異彩を放つCMは、理由はどうあれ業界内でも一目置かれているようだが、ほかにテレビ業界人が気になるものはどんなCMがあるのだろうか?

「9月22日から全国放送されている、写真館『スタジオマリオ』の新CMです。子どもの七五三や入学式など、記念行事の思い出を残す撮影スタジオの会社で、元AKB48前田敦子が起用されているのですが、ここに出てくる彼女は、顔は本人なのに、首から下は子どもの体形という姿。我が子の晴れ着姿を喜ぶ親を、冷めた目で見ている姿が印象的です」(制作会社勤務)

ただし、SNS上ではその違和感のあるビジュアルに「怖い」「不快」「気持ち悪すぎる」とあまり評判がよくないようだ。
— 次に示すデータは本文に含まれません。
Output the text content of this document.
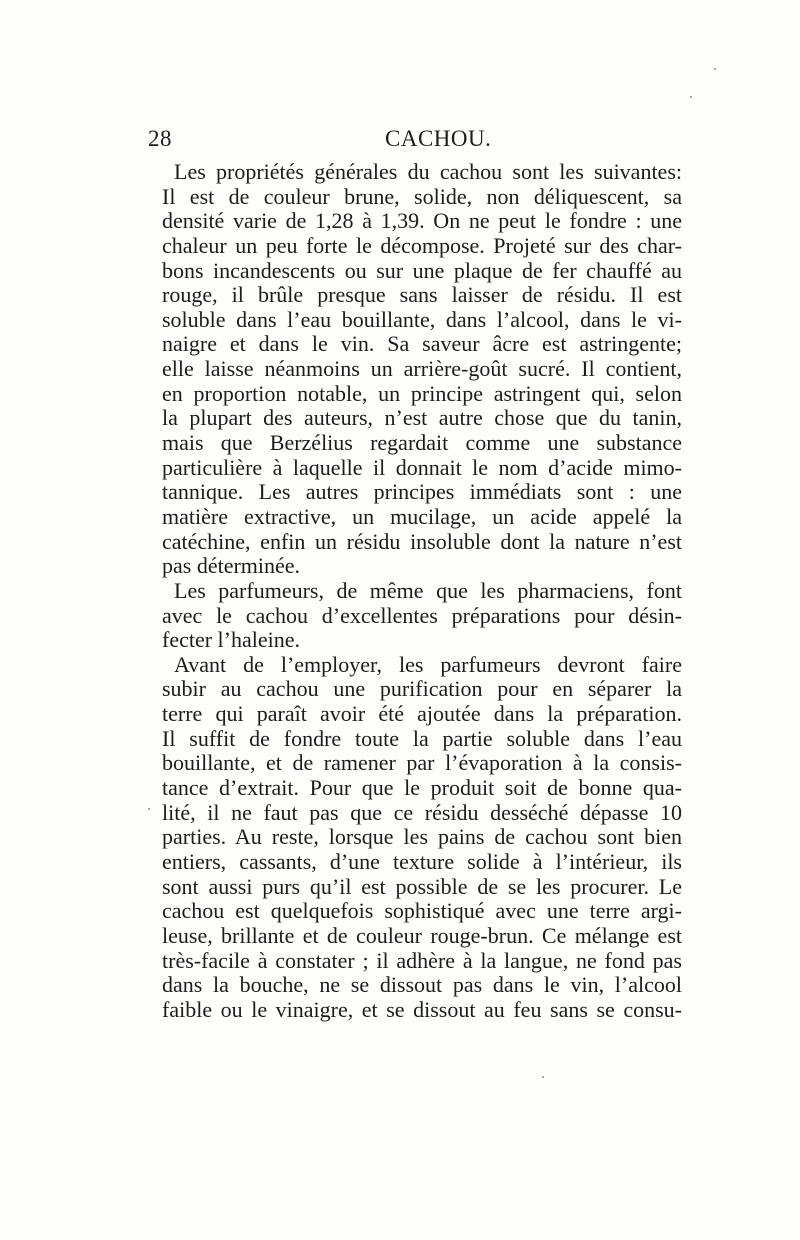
28	CACHOU.
Les propriétés générales du cachou sont les suivantes:
Il est de couleur brune, solide, non déliquescent, sa
densité varie de 1,28 à 1,39. On ne peut le fondre : une
chaleur un peu forte le décompose. Projeté sur des char-
bons incandescents ou sur une plaque de fer chauffé au
rouge, il brûle presque sans laisser de résidu. Il est
soluble dans l’eau bouillante, dans l’alcool, dans le vi-
naigre et dans le vin. Sa saveur âcre est astringente;
elle laisse néanmoins un arrière-goût sucré. Il contient,
en proportion notable, un principe astringent qui, selon
la plupart des auteurs, n’est autre chose que du tanin,
mais que Berzélius regardait comme une substance
particulière à laquelle il donnait le nom d’acide mimo-
tannique. Les autres principes immédiats sont : une
matière extractive, un mucilage, un acide appelé la
catéchine, enfin un résidu insoluble dont la nature n’est
pas déterminée.
Les parfumeurs, de même que les pharmaciens, font
avec le cachou d’excellentes préparations pour désin-
fecter l’haleine.
Avant de l’employer, les parfumeurs devront faire
subir au cachou une purification pour en séparer la
terre qui paraît avoir été ajoutée dans la préparation.
Il suffit de fondre toute la partie soluble dans l’eau
bouillante, et de ramener par l’évaporation à la consis-
tance d’extrait. Pour que le produit soit de bonne qua-
lité, il ne faut pas que ce résidu desséché dépasse 10
parties. Au reste, lorsque les pains de cachou sont bien
entiers, cassants, d’une texture solide à l’intérieur, ils
sont aussi purs qu’il est possible de se les procurer. Le
cachou est quelquefois sophistiqué avec une terre argi-
leuse, brillante et de couleur rouge-brun. Ce mélange est
très-facile à constater ; il adhère à la langue, ne fond pas
dans la bouche, ne se dissout pas dans le vin, l’alcool
faible ou le vinaigre, et se dissout au feu sans se consu-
「ベビーフェイスといえばベビーフェイスの前田だけに、合成したあとも、意外とうまくハマると思ったのかもしれませんが、アンバランスさが際立って不気味な出来に。『スタジオマリオ』には、この失敗を今後に生かしてほしいです」(同)

続いては、あのお笑いモンスターが登場するCM。

「中華料理用の調味料『創味シャンタン』(創味食品)のCMは、これまで高良健吾と早見あかりのカップルによる掛け合いがシリーズ化していましたが、新バージョンにはどういう風の吹き回しか、明石家さんまが出演。『どんな料理もおいしくなるって、そんなわけ……』と半信半疑だった彼が、同商品を使った料理を食べて『ホンマや!』と叫ぶという、お決まりのセリフを生かした作品です。ただ、注目なのは、食べている時にさんまが食べ物をかすかにこぼしているところ。大物を前に、さすがの監督もNGを出せなかったんだろうなと想像すると、ジワジワと面白い」(放送作家)

SNS上の意見としては、「ほいけんたがやってるのかと思ったら普通に本人だった……」「見るほどに、ほいけんた感が強い。本人なのに」などと、さんまのモノマネ芸人「ほいけんた」と見間違えたという声が多い。
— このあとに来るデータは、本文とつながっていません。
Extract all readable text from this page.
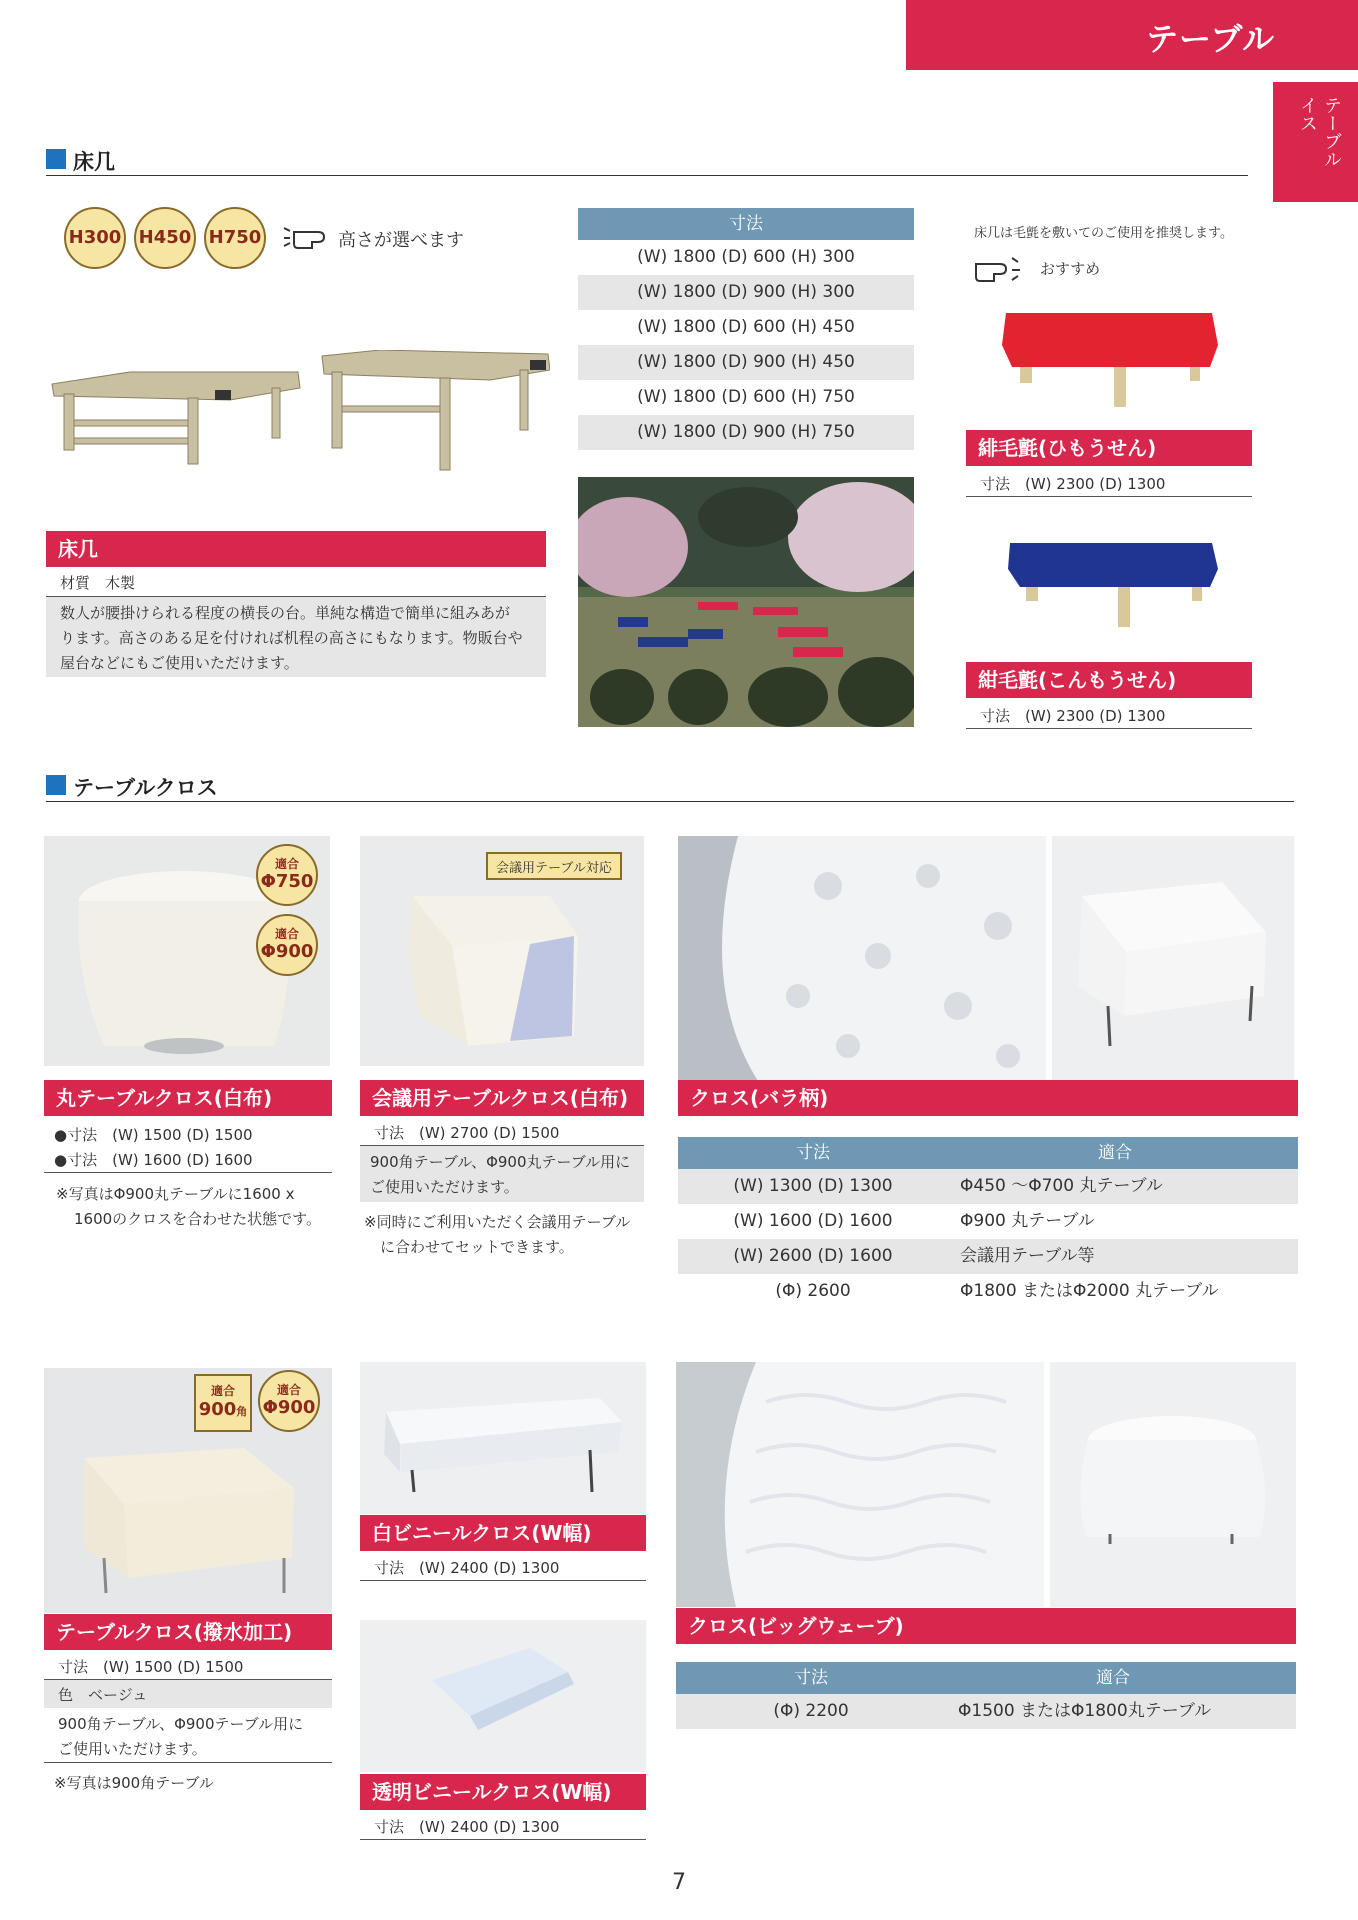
テーブル
テーブル
イス
床几
H300 H450 H750	高さが選べます
床几
材質　木製
数人が腰掛けられる程度の横長の台。単純な構造で簡単に組みあが
ります。高さのある足を付ければ机程の高さにもなります。物販台や
屋台などにもご使用いただけます。
寸法
(W) 1800 (D) 600 (H) 300
(W) 1800 (D) 900 (H) 300
(W) 1800 (D) 600 (H) 450
(W) 1800 (D) 900 (H) 450
(W) 1800 (D) 600 (H) 750
(W) 1800 (D) 900 (H) 750
床几は毛氈を敷いてのご使用を推奨します。
おすすめ
緋毛氈(ひもうせん)
寸法　(W) 2300 (D) 1300
紺毛氈(こんもうせん)
寸法　(W) 2300 (D) 1300
テーブルクロス
適合
Φ750
適合
Φ900
丸テーブルクロス(白布)
●寸法　(W) 1500 (D) 1500
●寸法　(W) 1600 (D) 1600
※写真はΦ900丸テーブルに1600 x
1600のクロスを合わせた状態です。
会議用テーブル対応
会議用テーブルクロス(白布)
寸法　(W) 2700 (D) 1500
900角テーブル、Φ900丸テーブル用に
ご使用いただけます。
※同時にご利用いただく会議用テーブル
に合わせてセットできます。
クロス(バラ柄)
寸法	適合
(W) 1300 (D) 1300	Φ450 〜Φ700 丸テーブル
(W) 1600 (D) 1600	Φ900 丸テーブル
(W) 2600 (D) 1600	会議用テーブル等
(Φ) 2600	Φ1800 またはΦ2000 丸テーブル
適合
900角
適合
Φ900
テーブルクロス(撥水加工)
寸法　(W) 1500 (D) 1500
色　ベージュ
900角テーブル、Φ900テーブル用に
ご使用いただけます。
※写真は900角テーブル
白ビニールクロス(W幅)
寸法　(W) 2400 (D) 1300
透明ビニールクロス(W幅)
寸法　(W) 2400 (D) 1300
クロス(ビッグウェーブ)
寸法	適合
(Φ) 2200	Φ1500 またはΦ1800丸テーブル
7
不気味なCM、笑えるCMときて、感動系のCMが上がってきた。

「水産物・畜産物の専門商社『マルハニチロ』の新企業CMが9月24日から始まりました。アラスカ・ベーリング海で、船の乗組員が黙々とスケトウダラを漁獲。一方、日本のとある食卓で、お母さんから白身魚フライをもらってうれしそうに頬張る少女。2人の姿がカットバックで映し出され、ナレーションが読み上げられます。『男たちに、その魚を頬張る誰かを思い浮かべる暇はないかもしれません。ハナちゃんもその魚を誰が獲ったかなんて、考えることもないでしょう。だけど、その魚がおいしかったとしたら、2人はお互いをちょっと幸せにしてるんだと思います』(一部略)。こうして生産者と消費者の日々の1コマをつなげて見せることで、原料の調達から加工・販売まで一貫して手がける同社の働きを表現しているのです。このCMには思わず見入ってしまいますね」(民放ディレクター)

CMと一口に言っても、心がザワつくハズキルーペから、心が洗われるマルハニチロまでさまざま。「録画視聴」でつい飛ばしてしまいがちだが、たまにはちゃんと見てみるのも一興だ。